I recently had the opportunity to test drive a MacWireless 802.11b USB Adapter. It's a neat idea, a wireless card in a compact form factor, that just plugs into your USB port.
The MacWireless USB Adapter works for all Macintosh computers with built-in or added USB port (also requiring Mac OS 9.0.4 up to 9.2.2). Unfortunately there are no OS X drivers yet, but they are slated for beta-release in 3rd quarter, 2003. The unit is also compatible with Windows 98, ME, 2000, and XP. And bonus, there are also Linux drivers available! They will be up on the MacWireless site soon, or you can find them here.
In my case, I wanted to add wireless to an older PowerMac 8600/300. It already had an added USB card in it, so I would have no problem with the USB end of things. I also liked the flexibility of being able to easily remove the wireless component and move it to another computer if I wished... to a cardless laptop for instance.
The unit is nice and small (about the size of a deck of cards), and comes with a four foot USB cable. (MacWireless also sells longer cables in case you need one.) Installation is easy... just plug the unit into an available USB port... no external power supply is necessary. Drivers are included on a CD, or you can download the latest from the net. Install the drivers, restart, open the MacWireless control panel, then join your network. (You may also have to update your TCP/IP settings).

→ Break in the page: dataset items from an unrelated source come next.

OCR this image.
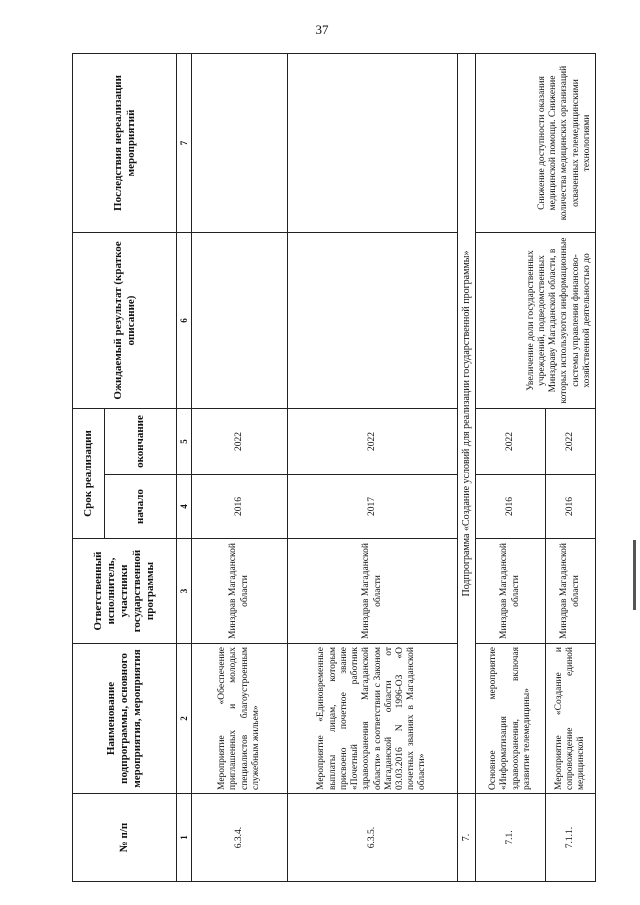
37
№ п/п	Наименование подпрограммы, основного мероприятия, мероприятия	Ответственный исполнитель, участники государственной программы	Срок реализации		Ожидаемый результат (краткое описание)	Последствия нереализации мероприятий
			начало	окончание		
1	2	3	4	5	6	7
6.3.4.	Мероприятие «Обеспечение приглашенных и молодых специалистов благоустроенным служебным жильем»	Минздрав Магаданской области	2016	2022		
6.3.5.	Мероприятие «Единовременные выплаты лицам, которым присвоено почетное звание «Почетный работник здравоохранения Магаданской области» в соответствии с Законом Магаданской области от 03.03.2016 N 1996-ОЗ «О почетных званиях в Магаданской области»	Минздрав Магаданской области	2017	2022		
7.	Подпрограмма «Создание условий для реализации государственной программы»					
7.1.	Основное мероприятие «Информатизация здравоохранения, включая развитие телемедицины»	Минздрав Магаданской области	2016	2022	Увеличение доли государственных учреждений, подведомственных Минздраву Магаданской области, в которых используются информационные системы управления финансово-хозяйственной деятельностью до	Снижение доступности оказания медицинской помощи. Снижение количества медицинских организаций охваченных телемедицинскими технологиями
7.1.1.	Мероприятие «Создание и сопровождение единой медицинской	Минздрав Магаданской области	2016	2022		
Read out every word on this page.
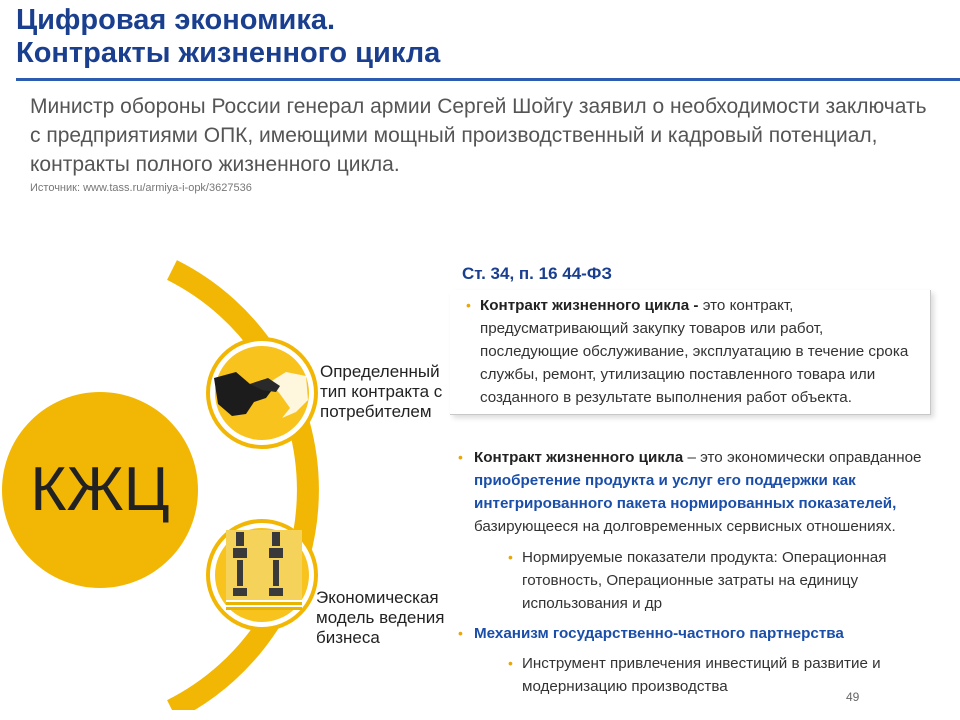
Цифровая экономика.
Контракты жизненного цикла
Министр обороны России генерал армии Сергей Шойгу заявил о необходимости заключать
с предприятиями ОПК, имеющими мощный производственный и кадровый потенциал,
контракты полного жизненного цикла.
Источник: www.tass.ru/armiya-i-opk/3627536
КЖЦ
Определенный
тип контракта с
потребителем
Экономическая
модель ведения
бизнеса
Ст. 34, п. 16 44-ФЗ
• Контракт жизненного цикла - это контракт,
предусматривающий закупку товаров или работ,
последующие обслуживание, эксплуатацию в течение срока
службы, ремонт, утилизацию поставленного товара или
созданного в результате выполнения работ объекта.
• Контракт жизненного цикла – это экономически оправданное
приобретение продукта и услуг его поддержки как
интегрированного пакета нормированных показателей,
базирующееся на долговременных сервисных отношениях.
• Нормируемые показатели продукта: Операционная
готовность, Операционные затраты на единицу
использования и др
• Механизм государственно-частного партнерства
• Инструмент привлечения инвестиций в развитие и
модернизацию производства
49
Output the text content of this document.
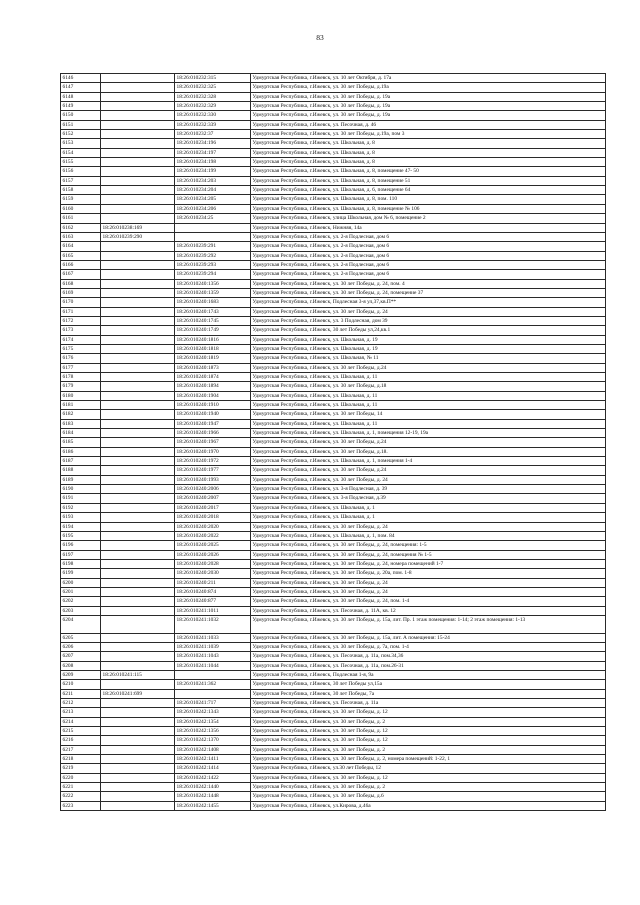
83
6146		18:26:010232:315	Удмуртская Республика, г.Ижевск, ул. 10 лет Октября, д. 17а
6147		18:26:010232:325	Удмуртская Республика, г.Ижевск, ул. 30 лет Победы, д.19а
6148		18:26:010232:328	Удмуртская Республика, г.Ижевск, ул. 30 лет Победы, д. 19а
6149		18:26:010232:329	Удмуртская Республика, г.Ижевск, ул. 30 лет Победы, д. 19а
6150		18:26:010232:330	Удмуртская Республика, г.Ижевск, ул. 30 лет Победы, д. 19а
6151		18:26:010232:339	Удмуртская Республика, г.Ижевск, ул. Песочная, д. 46
6152		18:26:010232:37	Удмуртская Республика, г.Ижевск, ул. 30 лет Победы, д.19а, пом 3
6153		18:26:010234:196	Удмуртская Республика, г.Ижевск, ул. Школьная, д. 8
6154		18:26:010234:197	Удмуртская Республика, г.Ижевск, ул. Школьная, д. 8
6155		18:26:010234:198	Удмуртская Республика, г.Ижевск, ул. Школьная, д. 8
6156		18:26:010234:199	Удмуртская Республика, г.Ижевск, ул. Школьная, д. 8, помещение 47- 50
6157		18:26:010234:203	Удмуртская Республика, г.Ижевск, ул. Школьная, д. 8, помещение 51
6158		18:26:010234:204	Удмуртская Республика, г.Ижевск, ул. Школьная, д. 6, помещение 64
6159		18:26:010234:205	Удмуртская Республика, г.Ижевск, ул. Школьная, д. 8, пом. 110
6160		18:26:010234:206	Удмуртская Республика, г.Ижевск, ул. Школьная, д. 8, помещение № 106
6161		18:26:010234:25	Удмуртская Республика, г.Ижевск, улица Школьная, дом № 6, помещение 2
6162	18:26:010238:169		Удмуртская Республика, г.Ижевск, Нижняя, 14а
6163	18:26:010239:290		Удмуртская Республика, г.Ижевск, ул. 2-я Подлесная, дом 6
6164		18:26:010239:291	Удмуртская Республика, г.Ижевск, ул. 2-я Подлесная, дом 6
6165		18:26:010239:292	Удмуртская Республика, г.Ижевск, ул. 2-я Подлесная, дом 6
6166		18:26:010239:293	Удмуртская Республика, г.Ижевск, ул. 2-я Подлесная, дом 6
6167		18:26:010239:294	Удмуртская Республика, г.Ижевск, ул. 2-я Подлесная, дом 6
6168		18:26:010240:1356	Удмуртская Республика, г.Ижевск, ул. 30 лет Победы, д. 24, пом. 4
6169		18:26:010240:1359	Удмуртская Республика, г.Ижевск, ул. 30 лет Победы, д. 24, помещение 37
6170		18:26:010240:1683	Удмуртская Республика, г.Ижевск, Подлесная 3-я ул,37,кв.П**
6171		18:26:010240:1743	Удмуртская Республика, г.Ижевск, ул. 30 лет Победы, д. 24
6172		18:26:010240:1745	Удмуртская Республика, г.Ижевск, ул. 3 Подлесная, дом 39
6173		18:26:010240:1749	Удмуртская Республика, г.Ижевск, 30 лет Победы ул,24,кв.1
6174		18:26:010240:1816	Удмуртская Республика, г.Ижевск, ул. Школьная, д. 19
6175		18:26:010240:1818	Удмуртская Республика, г.Ижевск, ул. Школьная, д. 19
6176		18:26:010240:1819	Удмуртская Республика, г.Ижевск, ул. Школьная, № 11
6177		18:26:010240:1873	Удмуртская Республика, г.Ижевск, ул. 30 лет Победы, д.24
6178		18:26:010240:1874	Удмуртская Республика, г.Ижевск, ул. Школьная, д. 11
6179		18:26:010240:1894	Удмуртская Республика, г.Ижевск, ул. 30 лет Победы, д.18
6180		18:26:010240:1904	Удмуртская Республика, г.Ижевск, ул. Школьная, д. 11
6181		18:26:010240:1910	Удмуртская Республика, г.Ижевск, ул. Школьная, д. 11
6182		18:26:010240:1940	Удмуртская Республика, г.Ижевск, ул. 30 лет Победы, 14
6183		18:26:010240:1947	Удмуртская Республика, г.Ижевск, ул. Школьная, д. 11
6184		18:26:010240:1966	Удмуртская Республика, г.Ижевск, ул. Школьная, д. 1, помещения 12-19, 19а
6185		18:26:010240:1967	Удмуртская Республика, г.Ижевск, ул. 30 лет Победы, д.24
6186		18:26:010240:1970	Удмуртская Республика, г.Ижевск, ул. 30 лет Победы, д.18.
6187		18:26:010240:1972	Удмуртская Республика, г.Ижевск, ул. Школьная, д. 1, помещения 1-4
6188		18:26:010240:1977	Удмуртская Республика, г.Ижевск, ул. 30 лет Победы, д.24
6189		18:26:010240:1993	Удмуртская Республика, г.Ижевск, ул. 30 лет Победы, д. 24
6190		18:26:010240:2006	Удмуртская Республика, г.Ижевск, ул. 3-я Подлесная, д. 39
6191		18:26:010240:2007	Удмуртская Республика, г.Ижевск, ул. 3-я Подлесная, д.39
6192		18:26:010240:2017	Удмуртская Республика, г.Ижевск, ул. Школьная, д. 1
6193		18:26:010240:2018	Удмуртская Республика, г.Ижевск, ул. Школьная, д. 1
6194		18:26:010240:2020	Удмуртская Республика, г.Ижевск, ул. 30 лет Победы, д. 24
6195		18:26:010240:2022	Удмуртская Республика, г.Ижевск, ул. Школьная, д. 1, пом. 84
6196		18:26:010240:2025	Удмуртская Республика, г.Ижевск, ул. 30 лет Победы, д. 24, помещения: 1-5
6197		18:26:010240:2026	Удмуртская Республика, г.Ижевск, ул. 30 лет Победы, д. 24, помещения № 1-5
6198		18:26:010240:2028	Удмуртская Республика, г.Ижевск, ул. 30 лет Победы, д. 24, номера помещений 1-7
6199		18:26:010240:2030	Удмуртская Республика, г.Ижевск, ул. 30 лет Победы, д. 20а, пом. 1-8
6200		18:26:010240:211	Удмуртская Республика, г.Ижевск, ул. 30 лет Победы, д. 24
6201		18:26:010240:874	Удмуртская Республика, г.Ижевск, ул. 30 лет Победы, д. 24
6202		18:26:010240:877	Удмуртская Республика, г.Ижевск, ул. 30 лет Победы, д. 24, пом. 1-4
6203		18:26:010241:1011	Удмуртская Республика, г.Ижевск, ул. Песочная, д. 11А, кв. 12
6204		18:26:010241:1032	Удмуртская Республика, г.Ижевск, ул. 30 лет Победы, д. 15а, лит. Пр. 1 этаж помещения: 1-14; 2 этаж помещения: 1-13
6205		18:26:010241:1033	Удмуртская Республика, г.Ижевск, ул. 30 лет Победы, д. 15а, лит. А помещения: 15-24
6206		18:26:010241:1039	Удмуртская Республика, г.Ижевск, ул. 30 лет Победы, д. 7а, пом. 1-4
6207		18:26:010241:1043	Удмуртская Республика, г.Ижевск, ул. Песочная, д. 11а, пом.34,36
6208		18:26:010241:1044	Удмуртская Республика, г.Ижевск, ул. Песочная, д. 11а, пом.26-31
6209	18:26:010241:115		Удмуртская Республика, г.Ижевск, Подлесная 1-я, 9а
6210		18:26:010241:362	Удмуртская Республика, г.Ижевск, 30 лет Победы ул,15а
6211	18:26:010241:699		Удмуртская Республика, г.Ижевск, 30 лет Победы, 7а
6212		18:26:010241:717	Удмуртская Республика, г.Ижевск, ул. Песочная, д. 11а
6213		18:26:010242:1343	Удмуртская Республика, г.Ижевск, ул. 30 лет Победы, д. 12
6214		18:26:010242:1354	Удмуртская Республика, г.Ижевск, ул. 30 лет Победы, д. 2
6215		18:26:010242:1356	Удмуртская Республика, г.Ижевск, ул. 30 лет Победы, д. 12
6216		18:26:010242:1370	Удмуртская Республика, г.Ижевск, ул. 30 лет Победы, д. 12
6217		18:26:010242:1408	Удмуртская Республика, г.Ижевск, ул. 30 лет Победы, д. 2
6218		18:26:010242:1411	Удмуртская Республика, г.Ижевск, ул. 30 лет Победы, д. 2, номера помещений: 1-22, 1
6219		18:26:010242:1414	Удмуртская Республика, г.Ижевск, ул.30 лет Победы, 12
6220		18:26:010242:1422	Удмуртская Республика, г.Ижевск, ул. 30 лет Победы, д. 12
6221		18:26:010242:1440	Удмуртская Республика, г.Ижевск, ул. 30 лет Победы, д. 2
6222		18:26:010242:1448	Удмуртская Республика, г.Ижевск, ул. 30 лет Победы, д.6
6223		18:26:010242:1455	Удмуртская Республика, г.Ижевск, ул.Кирова, д.46а
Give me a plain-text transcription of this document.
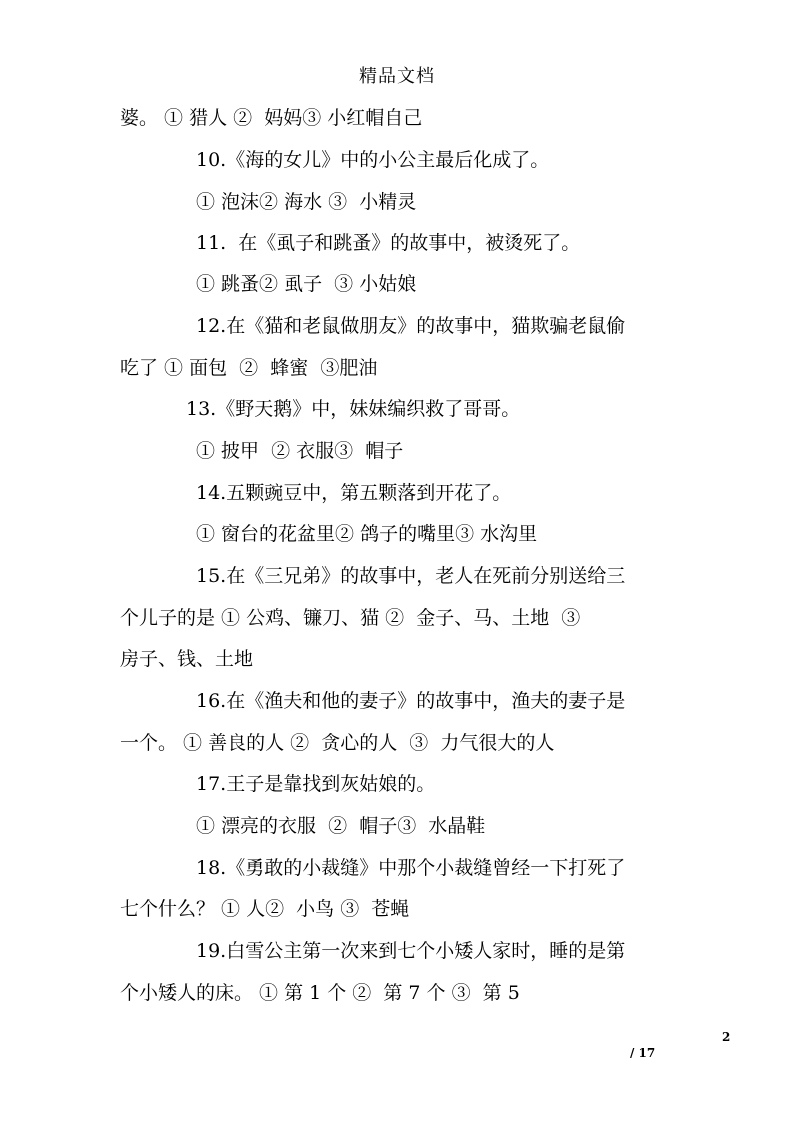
精品文档
婆。 ① 猎人 ②  妈妈③ 小红帽自己
10.《海的女儿》中的小公主最后化成了。
① 泡沫② 海水 ③  小精灵
11.  在《虱子和跳蚤》的故事中，被烫死了。
① 跳蚤② 虱子  ③ 小姑娘
12.在《猫和老鼠做朋友》的故事中，猫欺骗老鼠偷
吃了 ① 面包  ②  蜂蜜  ③肥油
13.《野天鹅》中，妹妹编织救了哥哥。
① 披甲  ② 衣服③  帽子
14.五颗豌豆中，第五颗落到开花了。
① 窗台的花盆里② 鸽子的嘴里③ 水沟里
15.在《三兄弟》的故事中，老人在死前分别送给三
个儿子的是 ① 公鸡、镰刀、猫 ②  金子、马、土地  ③
房子、钱、土地
16.在《渔夫和他的妻子》的故事中，渔夫的妻子是
一个。 ① 善良的人 ②  贪心的人  ③  力气很大的人
17.王子是靠找到灰姑娘的。
① 漂亮的衣服  ②  帽子③  水晶鞋
18.《勇敢的小裁缝》中那个小裁缝曾经一下打死了
七个什么？ ① 人②  小鸟 ③  苍蝇
19.白雪公主第一次来到七个小矮人家时，睡的是第
个小矮人的床。 ① 第 1 个 ②  第 7 个 ③  第 5
2
/ 17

Configuration of the unit is via the MacWireless Control Panel, which allows access to the unit's options, as well as your Mac's network control panels via a handy menu. There's also a Signal Strength bar, and Status indicator. From a pop-up menu, you have the option of Selecting the Best network, Selecting from a List of available networks, Selecting Other (encrypted networks for instance) or Creating Ad Hoc peer to peer network of computers within range. And for those who love such geeky things, there's also a Statistics window.
So, how was it?
WiFi range was also comparable. I found the USB adapter didn't have quite the range of an original airport card, but it was fairly close (within a few feet). I did notice however that the USB adapter seemed a little more susceptible to physical obstacles, according to the Signal Strength meter.
I had some issues while using the USB adapter on the PowerMac 8600/300, which we use here at Geek Culture Headquarters to run our webcam. While using it with EvoCam, or when keeping the Control Panel open, the computer was much more likely to hang than with a standard ethernet connection to the web. Switching to another webcam software, Oculus, seemed to solve this problem though.So, is it for you?
Well, if you have the slot for a regular AirPort card or other built in wireless card, you'll probably want to use that, but if you have an older desktop G3 or early G4 (the Yikes family), especially one that has USB already, this unit is just the ticket to get WiFi fast. The fact that you can easily switch it over to other computers is also a plus.
MacWireless also sells a PCI Card solution, which is said to have a better range than the USB adapter. It uses a 100 milli-watt PC Card, allowing your machine to be further from the access point, but according to their website, there are no performance differences between the two solutions, since USB is fast enough to handle the 802.11b.
For me, it was a good solution, and my beloved beige Mac was finally freed from the heartbreak of the ethernet cable.